1. Congestive edema, the commonest form. Present in cases of obstruction to the venous outflow. Possibly the interference with the nutrition of the tissues and the changes thus resulting play a part.

2. Edema from lymphatic obstruction does not occur in healthy tissues, but does take place if there is some disturbance of nutrition in the areas involved in the lymphatic obstruction.

3. Inflammatory Edema - Probably due to degenerative changes occurring in the endothelial cells of the capillaries and of the tissue cells as well.

4. Toxic Edema - Various toxic substances circulating in the blood have possibly different effects on the capillary walls.

According to the seat of the edema, special terms are employed.

When the subcutaneous tissues are generally involved, it is known as anasarca. Ascites refers to a collection of fluid within the abdominal cavity.

Hydrothorax, a collection within the pleural cavities.

Hydro pericardium, when within the pericardium.

Hydrocephalus, fluid within the ventricles of the brain.

Hydrocele, when within the tunica vaginalis testis.

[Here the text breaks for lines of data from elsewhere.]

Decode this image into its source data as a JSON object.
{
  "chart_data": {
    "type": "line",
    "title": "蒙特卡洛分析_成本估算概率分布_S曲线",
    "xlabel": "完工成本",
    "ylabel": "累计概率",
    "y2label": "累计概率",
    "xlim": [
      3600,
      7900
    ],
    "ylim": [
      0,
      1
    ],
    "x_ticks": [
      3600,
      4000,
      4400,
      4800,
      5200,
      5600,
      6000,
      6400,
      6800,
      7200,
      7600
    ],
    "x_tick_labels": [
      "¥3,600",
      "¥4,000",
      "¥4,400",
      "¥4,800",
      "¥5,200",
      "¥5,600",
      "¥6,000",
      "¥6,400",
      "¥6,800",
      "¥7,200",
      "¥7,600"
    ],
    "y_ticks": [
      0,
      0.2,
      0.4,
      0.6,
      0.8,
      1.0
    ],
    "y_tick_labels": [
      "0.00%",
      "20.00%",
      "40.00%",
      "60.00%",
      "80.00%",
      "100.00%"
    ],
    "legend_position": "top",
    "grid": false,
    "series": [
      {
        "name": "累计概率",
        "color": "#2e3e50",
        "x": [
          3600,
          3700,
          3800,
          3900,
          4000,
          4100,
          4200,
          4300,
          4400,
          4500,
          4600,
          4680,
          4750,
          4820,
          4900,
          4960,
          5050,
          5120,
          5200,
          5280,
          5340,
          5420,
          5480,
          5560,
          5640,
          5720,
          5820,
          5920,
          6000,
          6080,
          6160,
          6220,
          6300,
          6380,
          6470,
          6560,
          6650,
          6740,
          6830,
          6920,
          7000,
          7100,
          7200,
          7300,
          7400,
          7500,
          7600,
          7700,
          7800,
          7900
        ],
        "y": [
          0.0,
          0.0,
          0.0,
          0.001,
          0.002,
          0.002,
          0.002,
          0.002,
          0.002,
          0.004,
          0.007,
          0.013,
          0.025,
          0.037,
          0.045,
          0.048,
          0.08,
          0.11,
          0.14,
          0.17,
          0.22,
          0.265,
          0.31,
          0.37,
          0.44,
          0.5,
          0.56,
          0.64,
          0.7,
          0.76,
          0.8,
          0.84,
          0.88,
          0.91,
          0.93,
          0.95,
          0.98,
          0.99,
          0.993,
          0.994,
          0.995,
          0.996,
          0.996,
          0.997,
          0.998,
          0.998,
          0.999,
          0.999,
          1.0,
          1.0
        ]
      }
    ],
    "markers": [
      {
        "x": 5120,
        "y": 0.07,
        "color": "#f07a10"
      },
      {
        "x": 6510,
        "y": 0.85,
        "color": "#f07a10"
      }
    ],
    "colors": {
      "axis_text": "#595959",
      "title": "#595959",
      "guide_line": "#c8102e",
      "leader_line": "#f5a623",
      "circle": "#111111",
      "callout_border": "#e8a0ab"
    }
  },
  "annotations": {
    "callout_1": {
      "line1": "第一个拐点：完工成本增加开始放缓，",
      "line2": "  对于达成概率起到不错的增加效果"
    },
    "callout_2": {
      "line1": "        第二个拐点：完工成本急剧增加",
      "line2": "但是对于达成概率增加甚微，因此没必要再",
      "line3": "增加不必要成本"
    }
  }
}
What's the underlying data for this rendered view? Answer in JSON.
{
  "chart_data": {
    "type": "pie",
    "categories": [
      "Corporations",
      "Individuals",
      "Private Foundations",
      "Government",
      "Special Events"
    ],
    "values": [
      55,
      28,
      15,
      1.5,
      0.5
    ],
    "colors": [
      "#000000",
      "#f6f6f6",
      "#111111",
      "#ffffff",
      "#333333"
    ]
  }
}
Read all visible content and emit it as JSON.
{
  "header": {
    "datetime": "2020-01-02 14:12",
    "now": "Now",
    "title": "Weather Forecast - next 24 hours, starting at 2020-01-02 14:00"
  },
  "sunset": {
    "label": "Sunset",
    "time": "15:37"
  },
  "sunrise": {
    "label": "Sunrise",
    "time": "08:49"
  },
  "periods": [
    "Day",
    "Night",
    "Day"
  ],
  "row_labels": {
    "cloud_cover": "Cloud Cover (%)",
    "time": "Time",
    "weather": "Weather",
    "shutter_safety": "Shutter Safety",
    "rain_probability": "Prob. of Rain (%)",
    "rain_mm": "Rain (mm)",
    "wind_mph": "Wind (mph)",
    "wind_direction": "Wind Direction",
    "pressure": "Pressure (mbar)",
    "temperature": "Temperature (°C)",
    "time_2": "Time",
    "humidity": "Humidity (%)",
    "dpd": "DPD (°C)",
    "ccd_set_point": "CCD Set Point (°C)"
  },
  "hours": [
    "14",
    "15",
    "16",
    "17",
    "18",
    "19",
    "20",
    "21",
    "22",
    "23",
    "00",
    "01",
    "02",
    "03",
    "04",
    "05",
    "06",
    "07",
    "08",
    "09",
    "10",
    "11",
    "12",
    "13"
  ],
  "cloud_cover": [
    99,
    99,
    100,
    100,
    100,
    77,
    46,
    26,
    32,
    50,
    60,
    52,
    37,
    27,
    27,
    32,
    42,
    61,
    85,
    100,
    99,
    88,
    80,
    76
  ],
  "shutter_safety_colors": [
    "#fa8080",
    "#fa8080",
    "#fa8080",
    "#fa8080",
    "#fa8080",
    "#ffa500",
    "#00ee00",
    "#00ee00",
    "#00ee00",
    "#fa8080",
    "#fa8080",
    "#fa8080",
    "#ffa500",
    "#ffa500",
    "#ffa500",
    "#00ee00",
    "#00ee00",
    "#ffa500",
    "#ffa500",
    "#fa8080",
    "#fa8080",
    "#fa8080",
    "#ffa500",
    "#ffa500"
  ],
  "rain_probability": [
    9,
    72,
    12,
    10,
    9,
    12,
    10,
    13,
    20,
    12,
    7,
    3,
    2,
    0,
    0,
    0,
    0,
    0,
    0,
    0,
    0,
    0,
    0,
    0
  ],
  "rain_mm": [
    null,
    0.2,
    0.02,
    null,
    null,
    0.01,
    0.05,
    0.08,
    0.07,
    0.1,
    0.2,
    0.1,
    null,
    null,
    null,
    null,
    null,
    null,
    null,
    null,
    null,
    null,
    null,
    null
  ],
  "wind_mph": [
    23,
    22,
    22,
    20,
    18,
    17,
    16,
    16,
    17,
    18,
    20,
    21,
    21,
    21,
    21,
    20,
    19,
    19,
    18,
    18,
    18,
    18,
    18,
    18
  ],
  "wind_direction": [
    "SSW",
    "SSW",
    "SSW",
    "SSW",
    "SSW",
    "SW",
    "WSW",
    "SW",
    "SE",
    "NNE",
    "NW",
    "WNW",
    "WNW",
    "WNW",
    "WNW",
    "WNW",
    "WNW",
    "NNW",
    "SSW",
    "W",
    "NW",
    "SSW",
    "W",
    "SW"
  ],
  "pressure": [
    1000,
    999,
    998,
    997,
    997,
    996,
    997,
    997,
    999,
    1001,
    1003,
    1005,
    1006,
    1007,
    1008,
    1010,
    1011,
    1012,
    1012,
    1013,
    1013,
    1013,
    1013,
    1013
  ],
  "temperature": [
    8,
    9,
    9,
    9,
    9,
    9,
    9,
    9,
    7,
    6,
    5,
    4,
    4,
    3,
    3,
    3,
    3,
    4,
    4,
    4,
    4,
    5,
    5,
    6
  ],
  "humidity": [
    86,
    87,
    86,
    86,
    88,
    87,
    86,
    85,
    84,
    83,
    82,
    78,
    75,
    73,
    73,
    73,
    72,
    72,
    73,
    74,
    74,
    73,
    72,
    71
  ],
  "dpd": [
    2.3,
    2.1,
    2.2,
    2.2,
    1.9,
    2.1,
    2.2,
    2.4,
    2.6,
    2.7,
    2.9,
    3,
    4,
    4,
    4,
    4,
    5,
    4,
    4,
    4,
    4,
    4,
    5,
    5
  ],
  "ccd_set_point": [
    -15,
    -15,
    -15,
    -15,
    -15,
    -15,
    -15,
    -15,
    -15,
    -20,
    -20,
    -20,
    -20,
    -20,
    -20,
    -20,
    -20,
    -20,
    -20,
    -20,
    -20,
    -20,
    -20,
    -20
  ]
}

The common clinical causes are: (1) Cardiac insufficiency, the edema usually first noticed about the ankles. (2) Kidney disease, first seen about the eyes. (3) Cirrhosis of the liver, accompanied by ascites. (4) Anemia and cachexia. (5) Pressure upon the veins or lymphatics.

Under the microscope the cells of the involved tissues will appear more or less widely separated and in some instances may be vacuolated.

Interstitial emphysema is an infiltration of the tissues by gas, usually the result of some injury involving the respiratory tract. It may be due to the presence of some gas-producing bacteria, such as the bacillus of malignant edema or the Bacillus aerogenes capsulatus, within various organs, particularly the uterus and liver. It is a comparatively rare condition.